Difficile d’ignorer la conscience animale
Pour la philosophe Florence Burgat ou le juriste Jean-Marc Neumann, sans sonner la révolution, cette décision de justice est un pas de plus dans la longue marche vers une nouvelle manière de traiter les animaux en accord avec ce que l’on sait sur eux. Qu’elle concerne un grand singe n’étonne pas la philosophe citée par Libération. Le fait que les recherches cognitives sur les grands singes soient nombreuses ne permet plus d’ignorer ni leur sensibilité, ni leur individualité ni leur forme de conscience. Déjà, les chimpanzés, les gorilles, les orangs-outans et les bonobos bénéficient de » droits humains » dans la législation espagnole. En Inde, le gouvernement s’est prononcé contre la captivité des dauphins interdisant les delphinariums dans le pays. Une décision qui porte aussi sur un animal dont la science a prouvé et l’intelligence et l’individualité. Grâce aux résultats des études scientifiques menées autour des comportements animaux, il est aujourd’hui plus compliqué de continuer à les traiter comme des choses. Car leurs défenseurs font désormais appel au droit.
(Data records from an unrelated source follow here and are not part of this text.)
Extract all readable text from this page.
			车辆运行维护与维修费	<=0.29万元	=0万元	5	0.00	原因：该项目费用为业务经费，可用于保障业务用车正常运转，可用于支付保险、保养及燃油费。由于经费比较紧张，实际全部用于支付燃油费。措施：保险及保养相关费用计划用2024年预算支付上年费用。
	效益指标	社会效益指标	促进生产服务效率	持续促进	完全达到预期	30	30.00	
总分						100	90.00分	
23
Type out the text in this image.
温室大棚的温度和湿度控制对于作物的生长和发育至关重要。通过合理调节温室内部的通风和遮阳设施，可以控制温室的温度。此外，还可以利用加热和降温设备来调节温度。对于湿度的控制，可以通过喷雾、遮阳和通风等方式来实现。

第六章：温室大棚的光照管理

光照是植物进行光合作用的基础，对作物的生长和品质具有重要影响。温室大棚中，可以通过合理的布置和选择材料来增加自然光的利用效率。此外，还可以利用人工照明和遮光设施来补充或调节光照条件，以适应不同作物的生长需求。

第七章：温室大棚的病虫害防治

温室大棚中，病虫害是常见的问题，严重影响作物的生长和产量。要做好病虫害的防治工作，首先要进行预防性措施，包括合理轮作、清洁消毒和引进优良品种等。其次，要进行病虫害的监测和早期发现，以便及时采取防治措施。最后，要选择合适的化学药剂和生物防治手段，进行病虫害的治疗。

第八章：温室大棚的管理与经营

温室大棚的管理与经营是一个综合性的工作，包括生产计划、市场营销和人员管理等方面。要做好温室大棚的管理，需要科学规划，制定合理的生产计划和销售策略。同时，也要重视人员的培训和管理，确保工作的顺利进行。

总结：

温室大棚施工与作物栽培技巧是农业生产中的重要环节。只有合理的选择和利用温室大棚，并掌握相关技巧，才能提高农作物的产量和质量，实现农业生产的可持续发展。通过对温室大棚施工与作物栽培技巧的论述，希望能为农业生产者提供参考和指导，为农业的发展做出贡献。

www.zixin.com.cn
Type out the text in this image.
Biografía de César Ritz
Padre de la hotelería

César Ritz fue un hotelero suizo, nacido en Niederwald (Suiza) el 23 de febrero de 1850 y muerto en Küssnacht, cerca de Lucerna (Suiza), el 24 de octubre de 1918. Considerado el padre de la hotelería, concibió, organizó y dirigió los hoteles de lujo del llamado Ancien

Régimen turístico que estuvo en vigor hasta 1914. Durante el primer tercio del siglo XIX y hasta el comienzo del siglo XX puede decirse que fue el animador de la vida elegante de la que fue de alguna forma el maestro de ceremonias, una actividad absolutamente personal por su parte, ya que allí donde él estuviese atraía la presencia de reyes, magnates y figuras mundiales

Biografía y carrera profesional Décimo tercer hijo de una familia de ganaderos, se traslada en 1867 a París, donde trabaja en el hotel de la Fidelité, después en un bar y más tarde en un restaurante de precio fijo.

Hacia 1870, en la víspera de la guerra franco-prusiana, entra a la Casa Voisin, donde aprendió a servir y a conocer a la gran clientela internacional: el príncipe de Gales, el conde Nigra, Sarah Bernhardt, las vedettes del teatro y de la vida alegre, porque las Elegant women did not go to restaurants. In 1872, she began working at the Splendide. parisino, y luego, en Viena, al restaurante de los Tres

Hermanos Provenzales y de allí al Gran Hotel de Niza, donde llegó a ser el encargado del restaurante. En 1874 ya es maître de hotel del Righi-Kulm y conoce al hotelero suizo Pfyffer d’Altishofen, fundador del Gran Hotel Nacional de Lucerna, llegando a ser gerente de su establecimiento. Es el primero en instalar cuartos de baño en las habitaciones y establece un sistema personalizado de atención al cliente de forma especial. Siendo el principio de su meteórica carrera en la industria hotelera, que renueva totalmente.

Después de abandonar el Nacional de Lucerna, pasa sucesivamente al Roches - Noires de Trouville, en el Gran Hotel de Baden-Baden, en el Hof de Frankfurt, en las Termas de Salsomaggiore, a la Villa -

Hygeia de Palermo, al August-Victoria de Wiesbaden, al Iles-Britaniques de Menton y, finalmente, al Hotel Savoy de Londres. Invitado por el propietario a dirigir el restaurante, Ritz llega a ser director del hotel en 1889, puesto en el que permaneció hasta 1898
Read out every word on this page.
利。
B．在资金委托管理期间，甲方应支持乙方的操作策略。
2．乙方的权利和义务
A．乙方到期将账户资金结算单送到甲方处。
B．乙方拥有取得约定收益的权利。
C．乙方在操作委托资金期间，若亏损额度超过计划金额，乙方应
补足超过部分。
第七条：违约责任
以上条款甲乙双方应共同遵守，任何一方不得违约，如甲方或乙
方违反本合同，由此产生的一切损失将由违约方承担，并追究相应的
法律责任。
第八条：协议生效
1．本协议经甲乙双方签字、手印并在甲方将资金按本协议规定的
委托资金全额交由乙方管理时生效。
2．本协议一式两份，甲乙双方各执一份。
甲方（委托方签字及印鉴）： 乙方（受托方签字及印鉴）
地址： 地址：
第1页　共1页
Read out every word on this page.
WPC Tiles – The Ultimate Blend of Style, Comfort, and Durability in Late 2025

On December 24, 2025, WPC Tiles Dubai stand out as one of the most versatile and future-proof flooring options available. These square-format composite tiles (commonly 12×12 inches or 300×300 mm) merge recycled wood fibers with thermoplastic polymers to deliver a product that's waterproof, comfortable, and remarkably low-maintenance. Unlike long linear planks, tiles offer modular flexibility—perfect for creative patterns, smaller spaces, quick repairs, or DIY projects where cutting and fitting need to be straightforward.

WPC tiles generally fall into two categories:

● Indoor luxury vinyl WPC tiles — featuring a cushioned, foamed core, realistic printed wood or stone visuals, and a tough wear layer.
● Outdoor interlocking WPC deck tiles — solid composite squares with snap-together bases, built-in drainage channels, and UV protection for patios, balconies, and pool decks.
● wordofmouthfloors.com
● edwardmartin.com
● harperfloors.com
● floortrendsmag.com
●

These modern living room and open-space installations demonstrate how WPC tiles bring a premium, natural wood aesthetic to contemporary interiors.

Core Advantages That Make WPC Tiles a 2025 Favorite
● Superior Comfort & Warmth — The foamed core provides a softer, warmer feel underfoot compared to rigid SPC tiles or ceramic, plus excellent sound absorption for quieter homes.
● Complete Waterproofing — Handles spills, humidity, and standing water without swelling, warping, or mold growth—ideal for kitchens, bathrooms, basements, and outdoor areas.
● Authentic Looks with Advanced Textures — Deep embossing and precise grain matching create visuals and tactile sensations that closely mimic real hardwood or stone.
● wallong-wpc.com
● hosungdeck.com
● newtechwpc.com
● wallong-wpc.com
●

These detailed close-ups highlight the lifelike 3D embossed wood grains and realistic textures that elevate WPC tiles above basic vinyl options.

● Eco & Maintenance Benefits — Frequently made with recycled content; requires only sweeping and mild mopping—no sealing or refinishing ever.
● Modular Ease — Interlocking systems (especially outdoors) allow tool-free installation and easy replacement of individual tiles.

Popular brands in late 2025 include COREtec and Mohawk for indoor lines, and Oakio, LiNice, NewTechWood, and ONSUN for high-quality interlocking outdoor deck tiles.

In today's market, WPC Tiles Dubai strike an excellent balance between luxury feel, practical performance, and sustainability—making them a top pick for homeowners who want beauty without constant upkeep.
Or, si les textes juridiques protègent bien les humains, ils n’avaient pas prévus les découvertes éthologiques prouvant la conscience et la sensibilité animale. Du coup, il devient possible d’invoquer ces textes pour d’autres animaux que les humains et s’il n’est pas question d’accorder les mêmes droits aux animaux qu’aux hommes, il devient possible d’envisager de leur accorder certains droits spécifiques. Dans cet objectif, faire appel aux juges est plutôt malin. Ils sont souvent moins sensibles que le sont les politiques aux pressions des lobbys des éleveurs ou de la chasse.
Sauf quand on est un parlementaire français
En France où ces lobbys sont très puissants, nous sommes encore à la traîne dans la marche vers le respect animal. En janvier 2015, le Sénat devrait examiner un petit amendement reconnaissant que les animaux ne sont plus de simples choses (des biens meubles) mais des êtres vivants doués de sensibilité. Cela dit, ils resteront quand même soumis au régime juridique des biens (donc des choses), alors que des associations et certains parlementaires demandaient qu’on les fasse bénéficier d’une catégorie à part. Mais les auteurs de cet amendement ont bien veillé à ce que sa portée reste limitée et ne permette pas aux défenseurs des animaux d’en étendre les droits. Pourtant, même s’ils étaient à l’école dans les années 1950 ou 1960, ces parlementaires français ont bien eu des cours de biologie montrant que les animaux ont des circuits nerveux et qu’ils possèdent donc une sensibilité et une nature bien différente de celle d’un sac de farine ou d’un fauteuil. Sans doute était-ce encore un cours qu’eux aussi ont séché.